Research writing in English: a stylistic conundrum
John Bates, Tarragona, Spain
An enormous amount of the world’s research these days is written in English by researchers who do not have English as their native tongue and who are understandably ill-prepared for such a task. Therefore, they often require the services of language professionals to ensure that their papers can be published.
So far so good. However, when we set to work, we find texts that are not as clear and concise as the academic style guides recommend they should be: on the contrary, sentences are often long and rambling, phraseology is often so pompous that it is barely intelligible and there are so many more nouns than verbs that at times it is difficult – at least after the first reading – to determine what exactly is being done. And, unfortunately, when we consult similar texts written by native English speakers for guidance, we frequently find that they have many of the same features as their non-native-written counterparts.
In this talk, I focus on the apparent contradiction between the advice given on how best to write research papers in English and the nature of real-life texts. After providing an overview of the lessons learned from previous METMs and discussing the correlation between complex writing and academic prestige, I shall introduce the views of such leading scholars as Michael Billig, Steven Pinker and Helen Sword, all of whom have written at some length on the quality of research writing in English.

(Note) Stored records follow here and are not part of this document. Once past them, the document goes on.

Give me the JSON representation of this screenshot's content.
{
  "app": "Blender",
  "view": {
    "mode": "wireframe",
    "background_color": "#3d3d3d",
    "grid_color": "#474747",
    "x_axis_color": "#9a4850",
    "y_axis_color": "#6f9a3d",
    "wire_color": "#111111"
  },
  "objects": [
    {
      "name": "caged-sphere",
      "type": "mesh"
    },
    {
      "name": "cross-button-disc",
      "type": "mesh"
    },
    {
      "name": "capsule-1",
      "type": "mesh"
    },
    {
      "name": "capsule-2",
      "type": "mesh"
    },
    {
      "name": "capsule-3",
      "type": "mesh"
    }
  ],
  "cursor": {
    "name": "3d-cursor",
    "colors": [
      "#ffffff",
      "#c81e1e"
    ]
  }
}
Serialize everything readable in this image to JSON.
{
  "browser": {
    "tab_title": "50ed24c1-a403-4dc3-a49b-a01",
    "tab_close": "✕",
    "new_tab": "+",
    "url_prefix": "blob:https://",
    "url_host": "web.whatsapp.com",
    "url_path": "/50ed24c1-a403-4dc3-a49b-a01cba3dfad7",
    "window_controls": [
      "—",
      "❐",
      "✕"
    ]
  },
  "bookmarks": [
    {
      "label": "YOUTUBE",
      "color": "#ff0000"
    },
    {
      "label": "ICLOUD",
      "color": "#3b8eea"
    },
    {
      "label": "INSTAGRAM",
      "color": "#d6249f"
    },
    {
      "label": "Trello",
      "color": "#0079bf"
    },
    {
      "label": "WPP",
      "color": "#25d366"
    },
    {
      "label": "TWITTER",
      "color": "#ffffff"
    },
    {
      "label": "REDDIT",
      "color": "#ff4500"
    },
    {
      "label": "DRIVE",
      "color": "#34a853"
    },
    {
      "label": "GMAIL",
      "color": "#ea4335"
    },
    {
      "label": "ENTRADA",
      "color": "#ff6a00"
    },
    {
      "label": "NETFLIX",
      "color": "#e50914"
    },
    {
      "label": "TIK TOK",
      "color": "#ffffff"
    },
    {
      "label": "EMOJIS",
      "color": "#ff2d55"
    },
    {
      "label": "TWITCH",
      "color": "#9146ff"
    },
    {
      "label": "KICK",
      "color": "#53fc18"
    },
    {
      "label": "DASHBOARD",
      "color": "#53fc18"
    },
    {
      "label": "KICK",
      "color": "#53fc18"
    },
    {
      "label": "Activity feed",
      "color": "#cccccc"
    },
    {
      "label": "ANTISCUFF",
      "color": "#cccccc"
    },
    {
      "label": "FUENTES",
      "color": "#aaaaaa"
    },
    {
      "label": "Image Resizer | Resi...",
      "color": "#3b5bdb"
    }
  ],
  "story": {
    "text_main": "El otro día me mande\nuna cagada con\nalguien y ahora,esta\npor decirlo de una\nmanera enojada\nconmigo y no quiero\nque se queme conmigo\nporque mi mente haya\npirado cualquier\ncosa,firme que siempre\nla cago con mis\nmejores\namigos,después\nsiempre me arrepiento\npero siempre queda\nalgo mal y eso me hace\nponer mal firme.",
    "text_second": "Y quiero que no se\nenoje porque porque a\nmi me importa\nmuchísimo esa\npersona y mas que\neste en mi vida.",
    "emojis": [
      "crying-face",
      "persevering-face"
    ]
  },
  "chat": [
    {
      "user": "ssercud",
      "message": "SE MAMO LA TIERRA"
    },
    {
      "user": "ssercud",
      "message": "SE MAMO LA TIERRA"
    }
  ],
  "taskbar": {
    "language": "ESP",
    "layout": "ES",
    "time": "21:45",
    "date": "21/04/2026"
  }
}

By the end of the talk, attendees will have seen that although a lot of research is written with verve and vigour, a lot is not. As research writers ourselves – we may not be authors but as translators and editors we are writers – we have a duty to transmit knowledge efficiently, so we should not merely replicate the status quo but challenge it.
About the presenter
For the last 35 years John Bates has been living in Tarragona, where he works at the Language Service of the Universitat Rovira i Virgili, providing a translation and editing service for the Catalan- and Spanish-speaking research staff.